Posted in International Issues, The Sedona Conference, White Papers | Tagged: Blocking Statutes, Hague Convention | Leave a Comment »
Posted by rjbiii on September 17, 2007
DM Review has posted an article discussing the challenges of navigating the rules of compliance on one side, and discovery rules on the other.:
Corporations were thus presented with a dubious choice, one that really wasn’t a choice at all: attempt to get the unstructured data genie back in the bottle in favor of the old paper-based world or lean heavily on technological tools to implement an infrastructure better equipped to handle both structured and unstructured data.
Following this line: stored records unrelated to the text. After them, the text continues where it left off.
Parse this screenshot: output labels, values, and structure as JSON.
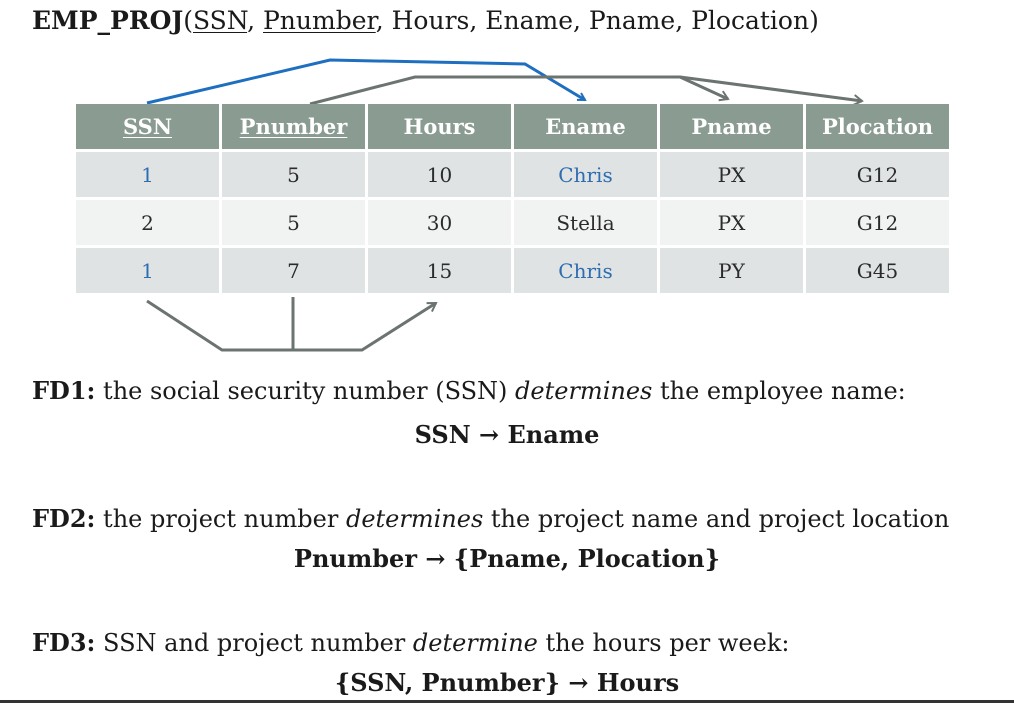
{
  "schema": {
    "relation": "EMP_PROJ",
    "open": "(",
    "attr_ssn": "SSN",
    "sep1": ", ",
    "attr_pnumber": "Pnumber",
    "rest": ", Hours, Ename, Pname, Plocation)"
  },
  "table": {
    "headers": [
      "SSN",
      "Pnumber",
      "Hours",
      "Ename",
      "Pname",
      "Plocation"
    ],
    "rows": [
      [
        "1",
        "5",
        "10",
        "Chris",
        "PX",
        "G12"
      ],
      [
        "2",
        "5",
        "30",
        "Stella",
        "PX",
        "G12"
      ],
      [
        "1",
        "7",
        "15",
        "Chris",
        "PY",
        "G45"
      ]
    ]
  },
  "fds": [
    {
      "label": "FD1:",
      "text_before": " the social security number (SSN) ",
      "emph": "determines",
      "text_after": " the employee name:",
      "expr": "SSN → Ename"
    },
    {
      "label": "FD2:",
      "text_before": " the project number ",
      "emph": "determines",
      "text_after": " the project name and project location",
      "expr": "Pnumber → {Pname, Plocation}"
    },
    {
      "label": "FD3:",
      "text_before": " SSN and project number ",
      "emph": "determine",
      "text_after": " the hours per week:",
      "expr": "{SSN, Pnumber} → Hours"
    }
  ],
  "colors": {
    "header_bg": "#8a9b91",
    "highlight_text": "#2e6db0",
    "fd1_arrow": "#1f6fc0",
    "gray_arrow": "#6b7471"
  }
}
The author discusses the familiar issues with trying to find structure and patterns within unstructured data. Then, voila, something big happens:
the search and categorization industry grew up. After a few false starts and some premature hype, search and categorization tools became easier to use and, more importantly, started delivering better results. Search and categorization tools eventually became the unifying force of information management within many enterprises and professional service firms as they could make sense of huge volumes of data in a relatively effective fashion. Furthermore, search and categorization technology began solving particularly thorny issues such as records management, compliance and e-discovery, which went a long way toward cementing the critical role that search is playing in today’s enterprises. The following three brief case studies highlight the increasingly effective roles being played by search and categorization to resolve specific business issues.
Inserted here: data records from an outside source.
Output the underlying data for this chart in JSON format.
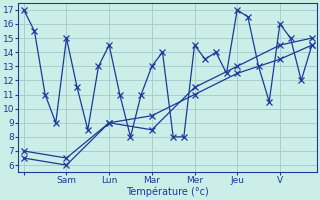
{
  "background_color": "#cceee8",
  "grid_color": "#aacccc",
  "line_color": "#1a3a9a",
  "xlabel": "Température (°c)",
  "xtick_labels": [
    "",
    "Sam",
    "Lun",
    "Mar",
    "Mer",
    "Jeu",
    "V"
  ],
  "xtick_positions": [
    0,
    4,
    8,
    12,
    16,
    20,
    24
  ],
  "ylim": [
    5.5,
    17.5
  ],
  "ytick_positions": [
    6,
    7,
    8,
    9,
    10,
    11,
    12,
    13,
    14,
    15,
    16,
    17
  ],
  "xlim": [
    -0.5,
    27.5
  ],
  "line1_x": [
    0,
    1,
    2,
    3,
    4,
    5,
    6,
    7,
    8,
    9,
    10,
    11,
    12,
    13,
    14,
    15,
    16,
    17,
    18,
    19,
    20,
    21,
    22,
    23,
    24,
    25,
    26,
    27
  ],
  "line1_y": [
    17,
    15.5,
    11,
    9,
    15,
    11.5,
    8.5,
    13,
    14.5,
    11,
    8,
    11,
    13,
    14,
    8,
    8,
    14.5,
    13.5,
    14,
    12.5,
    17,
    16.5,
    13,
    10.5,
    16,
    15,
    12,
    14.5
  ],
  "line2_x": [
    0,
    4,
    8,
    12,
    16,
    20,
    24,
    27
  ],
  "line2_y": [
    7,
    6.5,
    9,
    9.5,
    11,
    12.5,
    13.5,
    14.5
  ],
  "line3_x": [
    0,
    4,
    8,
    12,
    16,
    20,
    24,
    27
  ],
  "line3_y": [
    6.5,
    6,
    9,
    8.5,
    11.5,
    13,
    14.5,
    15
  ]
}
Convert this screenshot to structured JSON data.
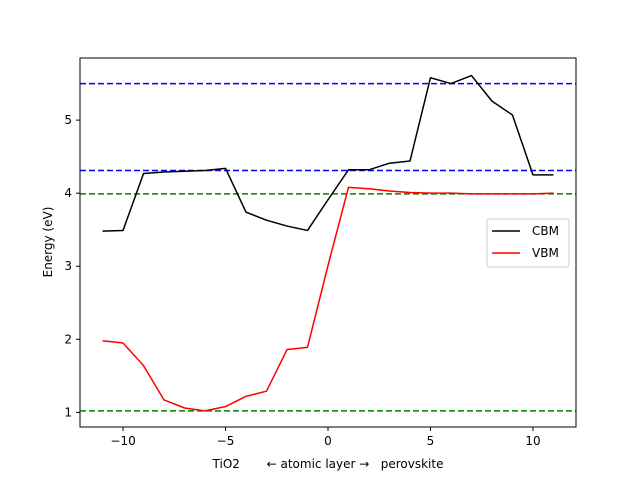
{
  "chart_data": {
    "type": "line",
    "title": "",
    "xlabel": "TiO2       ← atomic layer →   perovskite",
    "ylabel": "Energy (eV)",
    "xlim": [
      -12.1,
      12.1
    ],
    "ylim": [
      0.8,
      5.85
    ],
    "xticks": [
      -10,
      -5,
      0,
      5,
      10
    ],
    "yticks": [
      1,
      2,
      3,
      4,
      5
    ],
    "grid": false,
    "legend_position": "right",
    "series": [
      {
        "name": "CBM",
        "color": "#000000",
        "x": [
          -11,
          -10,
          -9,
          -8,
          -7,
          -6,
          -5,
          -4,
          -3,
          -2,
          -1,
          0,
          1,
          2,
          3,
          4,
          5,
          6,
          7,
          8,
          9,
          10,
          11
        ],
        "y": [
          3.48,
          3.49,
          4.27,
          4.29,
          4.3,
          4.31,
          4.34,
          3.74,
          3.63,
          3.55,
          3.49,
          3.91,
          4.32,
          4.32,
          4.41,
          4.44,
          5.58,
          5.5,
          5.61,
          5.26,
          5.07,
          4.25,
          4.25
        ]
      },
      {
        "name": "VBM",
        "color": "#ff0000",
        "x": [
          -11,
          -10,
          -9,
          -8,
          -7,
          -6,
          -5,
          -4,
          -3,
          -2,
          -1,
          0,
          1,
          2,
          3,
          4,
          5,
          6,
          7,
          8,
          9,
          10,
          11
        ],
        "y": [
          1.98,
          1.95,
          1.64,
          1.17,
          1.06,
          1.02,
          1.08,
          1.22,
          1.29,
          1.86,
          1.89,
          3.01,
          4.08,
          4.06,
          4.03,
          4.01,
          4.0,
          4.0,
          3.99,
          3.99,
          3.99,
          3.99,
          4.0
        ]
      }
    ],
    "hlines": [
      {
        "y": 5.5,
        "color": "#0000ff",
        "style": "dashed"
      },
      {
        "y": 4.31,
        "color": "#0000ff",
        "style": "dashed"
      },
      {
        "y": 3.99,
        "color": "#008000",
        "style": "dashed"
      },
      {
        "y": 1.02,
        "color": "#008000",
        "style": "dashed"
      }
    ]
  }
}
In focusing on litigation, the article waxes a bit optimistic on the technology used for document review:
For the legal industry, time is money – literally. With associates’ billing rates exceeding $250/hour and partners’ upward of $500/hour, efficiency is critical. The challenge for law firms is that their incredibly valuable intellectual property (their work product and expertise) resides in multiple, separate repositories and applications, making information accessibility extremely difficult and time-consuming. Worse, particularly for large diversified firms bidding on new business, lawyers don’t know the full breadth of expertise living within the firm and will either spend a significant amount of time figuring this out or will simply avoid bringing in new clients for fear that the firm won’t be able to meet their extensive needs.
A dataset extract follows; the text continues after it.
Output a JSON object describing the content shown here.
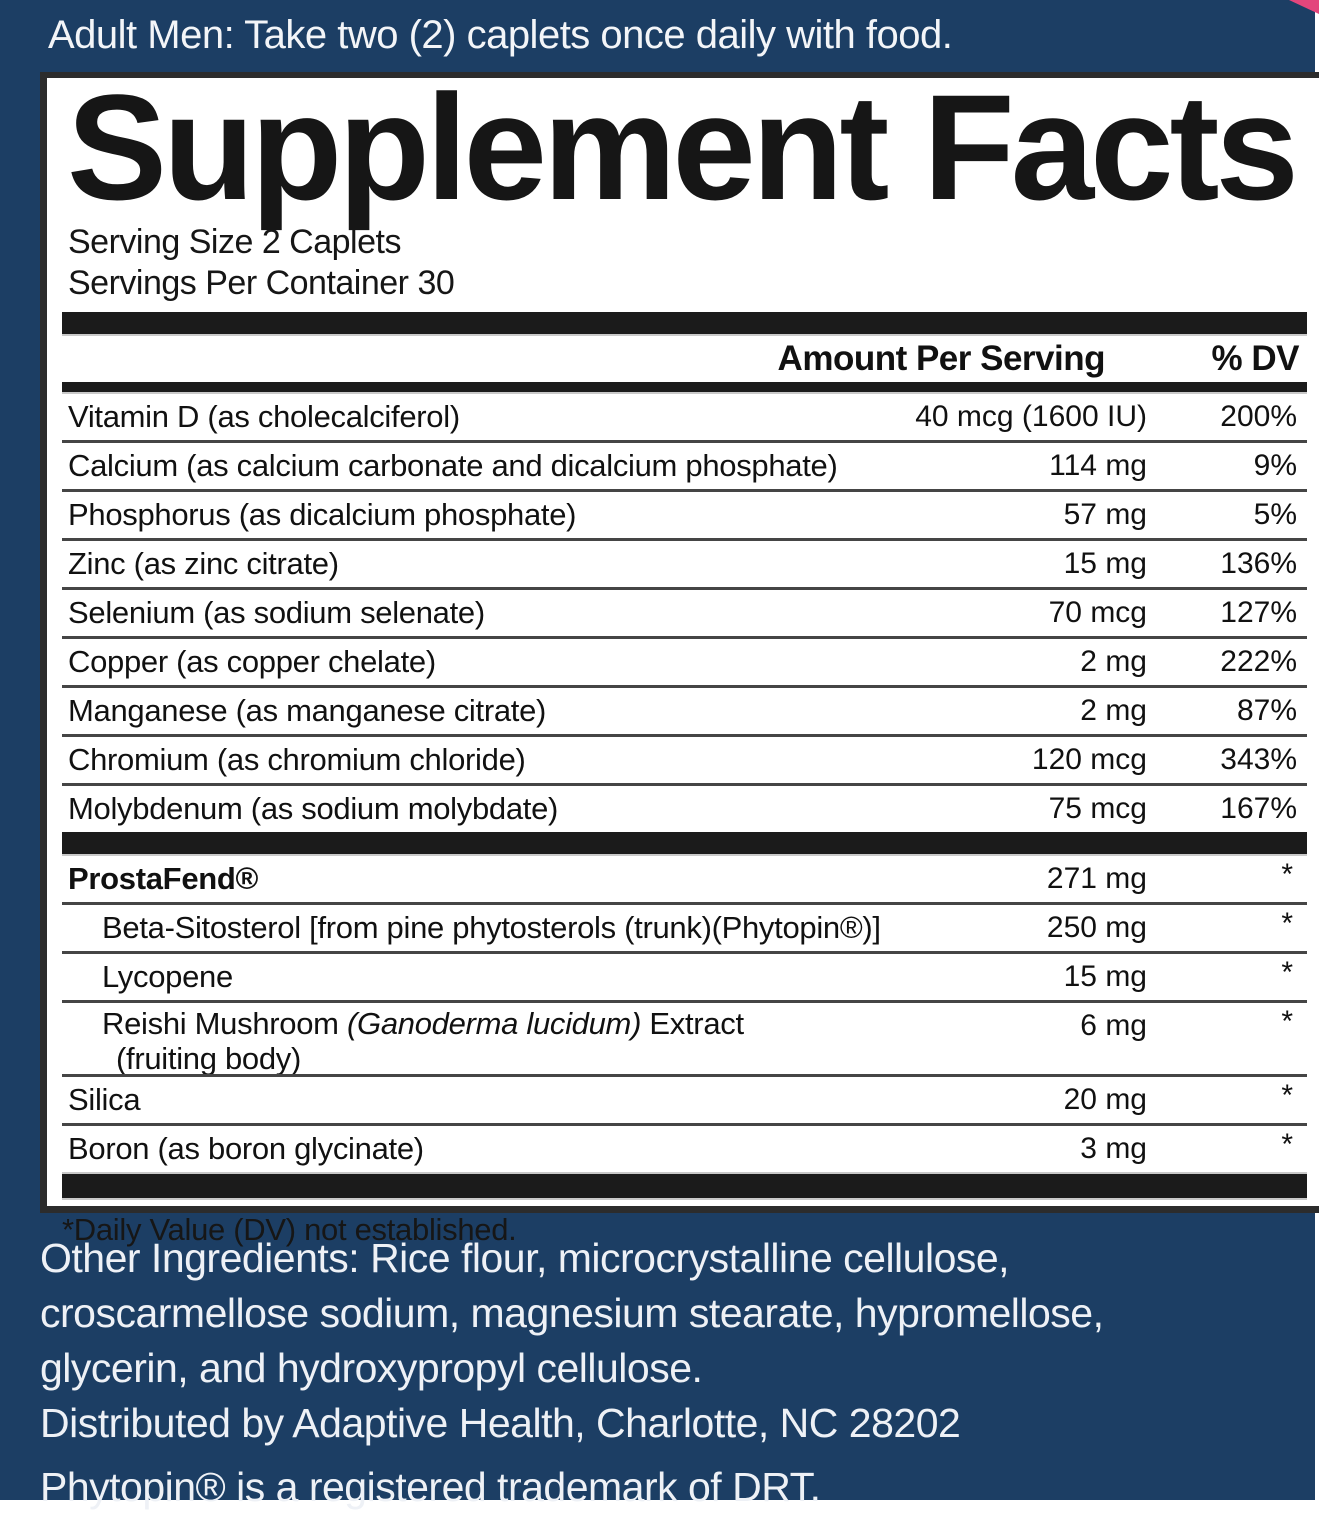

The solution: a search application that unifies access to all data within the firm in a single, easy-to-use interface, thereby giving access to all of the work product and expertise within that firm. This solution not only pulls information from the usual sources (file servers, databases and intranets) but incorporates highly sensitive sources (e.g., from time/billing systems and personnel records) and even external information feeds. And in order to meet the firm’s stringent ethical and conflict of interest-avoidance requirements, the system applies multiple levels of security to both the users of the system and the content residing in it. Thus, the legal industry has increasingly turned to this “Google for law firms” solution to make its practice far more efficient, thereby allowing them to raise their rates while actually improving their cost-effectiveness for clients.
Google for law firms, eh? I haven’t seen the killer app in lit support yet. In fact, many of the leading lights of law are just now beginning to acknowledge that “eyes only” review is not the most effective and accurate means of processing information out there. The Sedona Conference has released a new paper on using seach technology in the e-discovery process (download the report in pdf format by clicking here). An excellent view of the recommendations contained in the white paper may be found at e-Discovery Team.
What is certain is that technology associated with e-discovery still has a ways to come (although it has certainly progressed in the last few years). What is perhaps even more important, is that learned counsel become, well, learned. Greater knowledge of the technological capabilities and techniques, as well as familiarity with the laws of discovery procedure with regards to e-discovery, will result in much greater efficiencies and less nasty surprises for clients.